As soon as you start, almost every other activity in the world seems preferable. Distractions come in every shape, but these are, to my mind, the top five.
Try to arrange things so that there are several flights of stairs between you and anything remotely worth eating. …once I am in the kitchen the prospect of going all the way back up again means that making several dozen profiteroles shaped like swans suddenly seems a better use of my time.
In many novels you will find an Acknowledgments page in which friends are thanked for the use of cottages, beach houses or flats in exotic locations…Most of us, however, will not have such options: we have to write even while we continue parenting, walking the dog and executing urgent DIY projects in a distracted and half-assed manner.
This is the biggest distraction faced by the modern novelist.
Everything Within Reach of Your Desk
When you don’t want to write, you will do anything to avoid it. If there is an old, broken cassette nearby, you will unscrew it, repair it with tape and wind it back up with a ball point pen.

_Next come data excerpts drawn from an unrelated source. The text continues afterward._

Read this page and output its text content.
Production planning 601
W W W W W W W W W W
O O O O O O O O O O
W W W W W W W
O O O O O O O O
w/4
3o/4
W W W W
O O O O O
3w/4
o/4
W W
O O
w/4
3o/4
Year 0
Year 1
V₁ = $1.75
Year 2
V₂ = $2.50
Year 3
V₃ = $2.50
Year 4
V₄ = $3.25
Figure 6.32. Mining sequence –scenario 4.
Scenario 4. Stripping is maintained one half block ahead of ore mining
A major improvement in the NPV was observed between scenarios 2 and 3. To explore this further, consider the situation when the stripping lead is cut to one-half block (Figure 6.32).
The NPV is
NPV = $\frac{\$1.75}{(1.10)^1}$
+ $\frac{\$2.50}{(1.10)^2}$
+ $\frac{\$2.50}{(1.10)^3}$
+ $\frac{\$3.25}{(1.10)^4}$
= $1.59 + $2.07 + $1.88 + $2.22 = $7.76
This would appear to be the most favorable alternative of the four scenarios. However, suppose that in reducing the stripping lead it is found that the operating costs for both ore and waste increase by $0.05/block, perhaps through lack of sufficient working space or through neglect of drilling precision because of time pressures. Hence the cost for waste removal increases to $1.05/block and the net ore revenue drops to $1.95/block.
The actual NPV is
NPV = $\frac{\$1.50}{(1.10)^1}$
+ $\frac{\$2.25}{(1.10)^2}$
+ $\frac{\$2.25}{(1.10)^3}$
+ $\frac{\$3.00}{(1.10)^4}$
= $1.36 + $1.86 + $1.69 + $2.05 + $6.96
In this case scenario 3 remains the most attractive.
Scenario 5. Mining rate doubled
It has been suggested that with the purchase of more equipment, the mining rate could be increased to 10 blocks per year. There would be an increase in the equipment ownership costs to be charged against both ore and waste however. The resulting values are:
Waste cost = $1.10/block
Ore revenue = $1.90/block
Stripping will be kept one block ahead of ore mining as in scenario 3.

If there is a banjo to hand, you will teach yourself to play it, in both the three-fingered bluegrass and old-fashioned clawhammer styles.
The only way to maintain focus is to clear the immediate area of anything which you could be considered mildly interesting, or, failing that, cover everything in several layers of yellowing newspaper.
The Terrifying Enormity Of What You Are Trying To Do
Writing a novel is, in my experience, a bit like swimming across a huge, dark lake. Starting off is easy and finishing is both a relief and a triumph, but there’s a long stretch in the middle where you can’t see either shore and you’re not even sure you’re heading the right way.
This is the point where you may prefer banging your head against the desk all morning to writing a single sentence.
The best way to keep swimming is to remind yourself that it’s no good staying where you are because it’s 200 feet down, although I’m not sure the lake analogy really extends that far.
To be honest I’m finding it very difficult to concentrate and tune this banjo at the same time.’